Mais ce palais n'a pas seulement un grand intérêt
artistique, c'est aussi la demeure de la Kumari, la déesse
vivante, qui y vit recluse et apparaît parfois à
son balcon. Kumari signifie " vierge " et ainsi,
la maison de la vierge fait pendant à celle du
couple, de l'autre côté de la place.
On raconte qu'au XVIIIe siècle, une fillette d'une
famille d'orfèvres prétendait qu'elle était
possédée par l'esprit de la déesse
Taleju Bhavani . Elle fut aussitôt chassée
de la capitale mais la reine, la nuit suivante se sentit
possédée par Taleju. Le roi inquiet fit
revenir l'enfant et institua un culte en son honneur.
Selon une autre version, le même roi avait l'habitude
de jouer aux dés avec la déesse qui lui
apparaissait sous une forme humaine. Un jour, il s'aperçut
de sa beauté et voulut la saisir dans ses bras,
oubliant son caractère divin. Taleju s'échappa
mais exigea, en compensation de cette offense qu'un culte
soit désormais institué en l'honneur de
la déesse vierge Kanya Kumari.
En fait, il existe aussi un livre sacré, le "

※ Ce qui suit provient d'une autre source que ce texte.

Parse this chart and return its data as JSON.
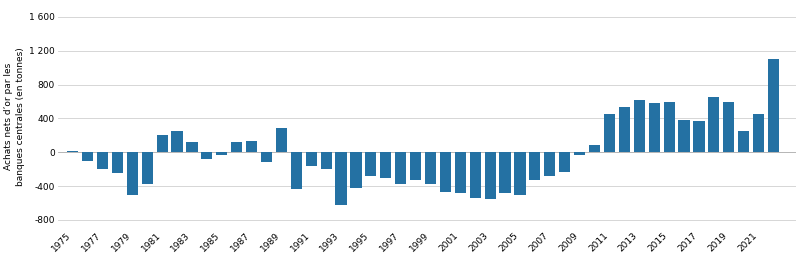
{
  "years": [
    1975,
    1976,
    1977,
    1978,
    1979,
    1980,
    1981,
    1982,
    1983,
    1984,
    1985,
    1986,
    1987,
    1988,
    1989,
    1990,
    1991,
    1992,
    1993,
    1994,
    1995,
    1996,
    1997,
    1998,
    1999,
    2000,
    2001,
    2002,
    2003,
    2004,
    2005,
    2006,
    2007,
    2008,
    2009,
    2010,
    2011,
    2012,
    2013,
    2014,
    2015,
    2016,
    2017,
    2018,
    2019,
    2020,
    2021,
    2022
  ],
  "values": [
    10,
    -100,
    -200,
    -250,
    -500,
    -380,
    200,
    250,
    120,
    -80,
    -30,
    120,
    130,
    -120,
    290,
    -430,
    -160,
    -200,
    -620,
    -420,
    -280,
    -300,
    -380,
    -330,
    -380,
    -470,
    -480,
    -540,
    -550,
    -480,
    -500,
    -330,
    -280,
    -230,
    -30,
    80,
    450,
    540,
    620,
    580,
    590,
    380,
    370,
    650,
    590,
    250,
    450,
    1100
  ],
  "bar_color": "#2471a3",
  "ylabel": "Achats nets d’or par les\nbanques centrales (en tonnes)",
  "yticks": [
    -800,
    -400,
    0,
    400,
    800,
    1200,
    1600
  ],
  "ytick_labels": [
    "-800",
    "-400",
    "0",
    "400",
    "800",
    "1 200",
    "1 600"
  ],
  "xtick_years": [
    1975,
    1977,
    1979,
    1981,
    1983,
    1985,
    1987,
    1989,
    1991,
    1993,
    1995,
    1997,
    1999,
    2001,
    2003,
    2005,
    2007,
    2009,
    2011,
    2013,
    2015,
    2017,
    2019,
    2021
  ],
  "ylim": [
    -900,
    1750
  ],
  "xlim": [
    1974.0,
    2023.5
  ],
  "background_color": "#ffffff",
  "grid_color": "#d0d0d0",
  "bar_width": 0.75,
  "fontsize": 6.5,
  "ylabel_fontsize": 6.5
}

Kumari Tantra " qui est bien antérieur au
XVIII siècle et Kanya Kumari est un des multiples
noms de la Devi, la déesse. Depuis, la tradition
s'est maintenue et a même essaimé : il y
a plusieurs Kumari, une à Patan, une à Bhadgaon,
quatre à Katmandou, mais la plus vénérée
de toutes est la Kumari royale, celle qui habite ce palais.